Une agréable surprise donc, un roman qui sait dépasser les simples clichés qui entachent l’islam - ou toute autre religion qui permet à quelques hommes d’opprimer leurs semblables et encore plus un groupe précis, comme les femmes - ah tiens cela marche pour le catholicisme... - pour narrer une révolte d’abord personnelle, intime, qui va s’étendre à tout un pays par la chute méritée d’un obséquieux faux dévot. Après la noirceur de toute cette histoire, le happy end final nous récompense d’avoir gardé espoir et souffert aux côtés de Donia Nour.
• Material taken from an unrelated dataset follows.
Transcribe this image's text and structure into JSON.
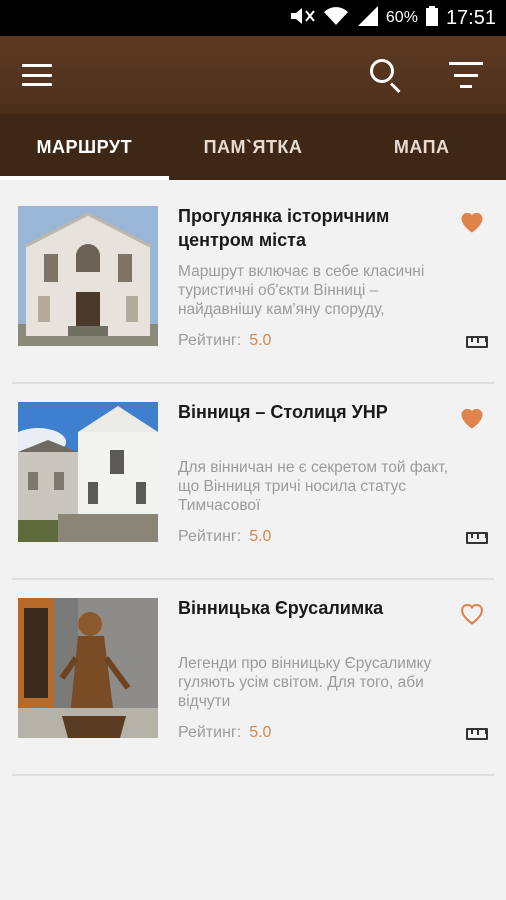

Certes, la structure est classique, les rebondissements convenus et la conclusion évidente, mais « Le 33e mariage de Donia Nour » se lit avec plaisir, alternant des échanges sur la religion, la foi et le fanatisme, et une dystopie d’autant plus crédible que le monde actuel lui donne de solides racines. On endurera les tourments physiques et moraux de la jeune femme, on vomira Zulkheir l’oligarque, sa concupiscence et sa piété de façade, incarnée par sa zebiba, ce cal sur le front (normalement produit par la prière répétée, que lui entretient à la toile émeri...). Le roman, et cela peut sembler sa faiblesse première, nous brosse une société du pire dirigée par le pire de l’islam politique, et on se gardera d’un premier degré où les opposants à cette foi n’auraient qu’à se baisser pour ramasser les arguments contre les musulmans, dans les vastes amalgames dont ils sont coutumiers. Il prend tout son intérêt en montrant la force de caractère de son héroïne, pourtant toujours tirée plus bas que terre, et en donnant la parole à la philosophie, pour chasser les visions archaïques du texte sacré. Un sujet assez rare en littérature actuellement, que son habillage SF permettra de mettre entre davantage de mains. Car c’est là la force de la SF : déplacer dans le temps ou l’espace, sous couvert de fiction, un sujet trop brûlant pour être abordé sereinement ici et maintenant.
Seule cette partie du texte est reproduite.